HOPE — In 31 years, the Hobbs Pond Swim has come full circle.

While the world moves at lightning speed into the future, this informal gathering of athletic-minded, outdoors-loving people on the shore of this 266-acre waterway went off on Saturday, Aug. 13 as it might have when it first began three-plus decades ago.

Simply and strictly for fun — socially and athletically.

Lola Black, front, and Sadie Woodruff. Photo by Ken Waltz

That was the case on Saturday morning under glorious later-summer weather as 22 hardy souls turned out to swim the half-mile, close-to-shore course to celebrate their love and respect of the town, pond, swimming and, of course, each other.

Namely, a splashing good time was had by all — in a chilled-out-sort-of-way, of course.

Lola Black, 14, of Camden finished first overall, while Adam Obst, 39, of Hope was the first male swimmer in the 31st event.

The traditional course was a half-mile, with options of shorter distances of .375th and .47th of a mile.

Larkin Mott. Photo by Ken Waltz

The morning swim was a celebration of the town, its people and their love for the outdoors — and, specifically, this body of water.

“I feel blessed to a part of the Hope community after moving here four years ago,” said Ruth Jahn, who co-organizes the event with Damon McClure. “Exercise, being outside, tradition and community involvement are important to me, and what I want my children to experience. This event seems to encompass all of the above, and I love that.”

Many have been involved with the event, which started as a humble swim, grew to include dozens of swimmers, many of them younger and college-level swimmers, which lent itself to a more competitive atmosphere. It has returned to its more in informal roots in recent years.
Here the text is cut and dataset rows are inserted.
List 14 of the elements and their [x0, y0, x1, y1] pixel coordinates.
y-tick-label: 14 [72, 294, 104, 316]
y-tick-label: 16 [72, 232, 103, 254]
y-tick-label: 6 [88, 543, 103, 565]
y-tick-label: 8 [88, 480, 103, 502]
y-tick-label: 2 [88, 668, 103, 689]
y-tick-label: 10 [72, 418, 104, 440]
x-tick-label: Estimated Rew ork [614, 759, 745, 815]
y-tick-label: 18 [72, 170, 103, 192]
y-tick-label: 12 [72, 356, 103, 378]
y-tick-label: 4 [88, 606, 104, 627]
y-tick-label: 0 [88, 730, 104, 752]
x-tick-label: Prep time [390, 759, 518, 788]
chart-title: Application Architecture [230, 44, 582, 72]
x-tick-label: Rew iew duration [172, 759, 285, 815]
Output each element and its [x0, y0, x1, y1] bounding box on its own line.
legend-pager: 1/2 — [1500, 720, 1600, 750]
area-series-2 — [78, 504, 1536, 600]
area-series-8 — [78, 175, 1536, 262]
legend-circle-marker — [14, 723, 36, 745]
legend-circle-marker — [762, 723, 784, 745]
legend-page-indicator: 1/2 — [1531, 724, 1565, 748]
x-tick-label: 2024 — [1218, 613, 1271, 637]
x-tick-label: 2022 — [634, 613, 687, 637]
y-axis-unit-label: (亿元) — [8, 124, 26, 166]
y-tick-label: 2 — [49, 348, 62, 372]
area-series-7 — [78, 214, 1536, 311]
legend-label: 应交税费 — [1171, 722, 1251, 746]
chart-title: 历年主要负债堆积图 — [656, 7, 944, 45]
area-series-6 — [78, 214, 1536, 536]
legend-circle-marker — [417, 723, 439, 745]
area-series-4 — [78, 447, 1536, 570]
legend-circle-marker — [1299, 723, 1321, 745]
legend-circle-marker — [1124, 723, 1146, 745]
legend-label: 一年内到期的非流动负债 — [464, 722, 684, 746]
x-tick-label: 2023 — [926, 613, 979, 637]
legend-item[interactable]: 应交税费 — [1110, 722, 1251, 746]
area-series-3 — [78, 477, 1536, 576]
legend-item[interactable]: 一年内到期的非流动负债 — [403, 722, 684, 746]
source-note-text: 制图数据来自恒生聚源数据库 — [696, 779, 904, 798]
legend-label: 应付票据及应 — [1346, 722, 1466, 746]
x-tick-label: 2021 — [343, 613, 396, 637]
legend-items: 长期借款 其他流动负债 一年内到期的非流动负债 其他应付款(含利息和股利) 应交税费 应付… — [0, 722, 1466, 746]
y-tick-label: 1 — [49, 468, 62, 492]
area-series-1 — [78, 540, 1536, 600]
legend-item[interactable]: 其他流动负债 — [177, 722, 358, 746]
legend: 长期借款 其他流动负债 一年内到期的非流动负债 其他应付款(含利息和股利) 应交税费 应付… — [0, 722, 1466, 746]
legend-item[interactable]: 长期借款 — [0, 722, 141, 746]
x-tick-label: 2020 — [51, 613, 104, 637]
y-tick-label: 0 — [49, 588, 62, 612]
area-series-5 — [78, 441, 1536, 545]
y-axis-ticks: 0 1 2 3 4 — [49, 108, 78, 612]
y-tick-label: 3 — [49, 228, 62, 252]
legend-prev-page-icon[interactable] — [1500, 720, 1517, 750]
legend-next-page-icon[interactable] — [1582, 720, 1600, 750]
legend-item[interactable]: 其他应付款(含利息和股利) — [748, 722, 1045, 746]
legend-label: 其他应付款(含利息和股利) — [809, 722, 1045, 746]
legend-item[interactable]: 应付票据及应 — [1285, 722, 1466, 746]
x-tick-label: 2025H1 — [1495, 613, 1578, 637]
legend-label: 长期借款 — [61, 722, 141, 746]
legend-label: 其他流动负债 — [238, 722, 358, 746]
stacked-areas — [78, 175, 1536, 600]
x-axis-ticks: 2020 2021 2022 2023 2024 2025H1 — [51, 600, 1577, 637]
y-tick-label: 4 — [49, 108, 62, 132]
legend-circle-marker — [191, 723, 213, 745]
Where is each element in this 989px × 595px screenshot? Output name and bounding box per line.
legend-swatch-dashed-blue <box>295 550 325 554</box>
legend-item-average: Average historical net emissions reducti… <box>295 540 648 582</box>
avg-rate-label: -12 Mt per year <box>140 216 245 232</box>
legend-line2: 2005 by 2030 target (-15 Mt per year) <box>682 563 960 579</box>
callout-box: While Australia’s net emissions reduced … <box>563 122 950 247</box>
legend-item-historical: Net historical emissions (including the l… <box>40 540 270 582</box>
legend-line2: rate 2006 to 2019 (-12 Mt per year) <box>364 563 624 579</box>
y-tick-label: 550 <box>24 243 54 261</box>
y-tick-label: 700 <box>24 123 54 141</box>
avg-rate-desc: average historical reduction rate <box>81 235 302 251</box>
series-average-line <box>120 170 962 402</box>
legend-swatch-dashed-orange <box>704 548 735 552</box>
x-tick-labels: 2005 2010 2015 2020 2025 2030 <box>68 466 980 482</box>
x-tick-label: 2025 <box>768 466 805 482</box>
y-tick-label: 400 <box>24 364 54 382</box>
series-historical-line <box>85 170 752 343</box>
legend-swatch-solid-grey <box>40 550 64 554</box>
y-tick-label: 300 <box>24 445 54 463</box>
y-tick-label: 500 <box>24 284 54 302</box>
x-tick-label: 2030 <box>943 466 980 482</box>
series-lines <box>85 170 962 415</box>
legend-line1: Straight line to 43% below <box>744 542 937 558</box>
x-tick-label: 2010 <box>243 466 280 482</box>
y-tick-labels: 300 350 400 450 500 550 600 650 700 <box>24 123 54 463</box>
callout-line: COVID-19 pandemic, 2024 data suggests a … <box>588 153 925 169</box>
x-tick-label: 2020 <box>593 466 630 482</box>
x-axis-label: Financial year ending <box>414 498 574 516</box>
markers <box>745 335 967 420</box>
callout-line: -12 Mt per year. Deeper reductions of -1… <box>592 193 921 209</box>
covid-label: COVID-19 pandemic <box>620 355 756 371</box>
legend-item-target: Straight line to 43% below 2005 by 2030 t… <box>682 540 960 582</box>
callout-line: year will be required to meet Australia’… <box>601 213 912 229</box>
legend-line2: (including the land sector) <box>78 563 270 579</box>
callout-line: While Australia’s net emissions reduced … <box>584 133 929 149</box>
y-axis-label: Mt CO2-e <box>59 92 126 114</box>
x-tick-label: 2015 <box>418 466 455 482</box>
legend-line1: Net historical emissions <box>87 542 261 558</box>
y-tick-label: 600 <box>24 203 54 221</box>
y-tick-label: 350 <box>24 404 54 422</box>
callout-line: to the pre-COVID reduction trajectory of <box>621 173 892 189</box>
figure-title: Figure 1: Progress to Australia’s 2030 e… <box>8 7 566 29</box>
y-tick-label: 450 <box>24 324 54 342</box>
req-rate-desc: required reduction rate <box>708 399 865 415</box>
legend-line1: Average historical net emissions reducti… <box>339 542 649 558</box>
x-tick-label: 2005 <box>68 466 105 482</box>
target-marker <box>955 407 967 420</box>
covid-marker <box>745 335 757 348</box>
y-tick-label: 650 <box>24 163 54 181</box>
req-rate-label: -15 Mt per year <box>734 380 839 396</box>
Spotters in their kayaks. Photo by Ken Waltz

There were, of course, a handful of young, talented swimmers — members of the Camden Hills Regional High School and Penobscot Bay YMCA Sailfish youth swim squads — who participated.

One longtime, respected participant was Bill Jones, 85, of Hope, who has been instrumental in keeping the event afloat, so to speak.

“The groundwork has definitely been laid by Bill and his family, so helping to organize this, along with all Damon’s hard work, isn’t much at all. It’s been my pleasure,” Jahn said.

Bill Jones. Photo by Ken Waltz

The event also includes a number of spotters sitting in different watercraft, especially colorful kayaks.

The event certainly has a community feel, especially for the people of this small Knox County community and specifically those who live or summer around the five-mile perimeter, 20-foot deep waterway.

The swim, which includes locals, summer visitors, fathers, daughters, sisters, brothers and assorted family members, takes place near the pond’s public beach off Barnestown Road.

On Saturday, the swimmers, who from as far away at Maryland and Colorado, were as young as 12 and as old as 85, with a number of participants in their 50s, 60s and 7os.

After the swim, there was a social gathering at Hope General Store.

There were no official times or places recorded.

The following are the names, ages and towns of the 2022 participants: Kathy Bourque Parker, 56, Owls Head; Sheri Dacso, 72, Spruce Head; Sadie Woodruff, 18, Camden; Scott Woodruff, 53, Camden; Susie Rardin, 72, Spruce Head; Bill Jones, 85, Hope; Mark Vannini, 50, Hope; Heidi Vannini, 50, Hope; Alison Jones, 45, Somerville, Mass.; Jonathan Blum, 62, Harrison, N.Y.; Adam Obst, 37, Hope; Lola Black, 14, Camden; Mary Wagner, 29, Hope; Anne Walker, 57, Oxford, Md.; Lily Mott, 16, Lincolnville; Larkin Mott, 12, Lincolnville; Gwyneth Jones, 43, Boston, Mass.; Iris Eckelman, 13, Boston, Mass.; Sara Gagan, 72, Hope; Dan Dalrymple, 51, Rockland; Ella Benjamin, 13, Woodridge, N.J.; and Alise Curry, 59, Longmont, Colo.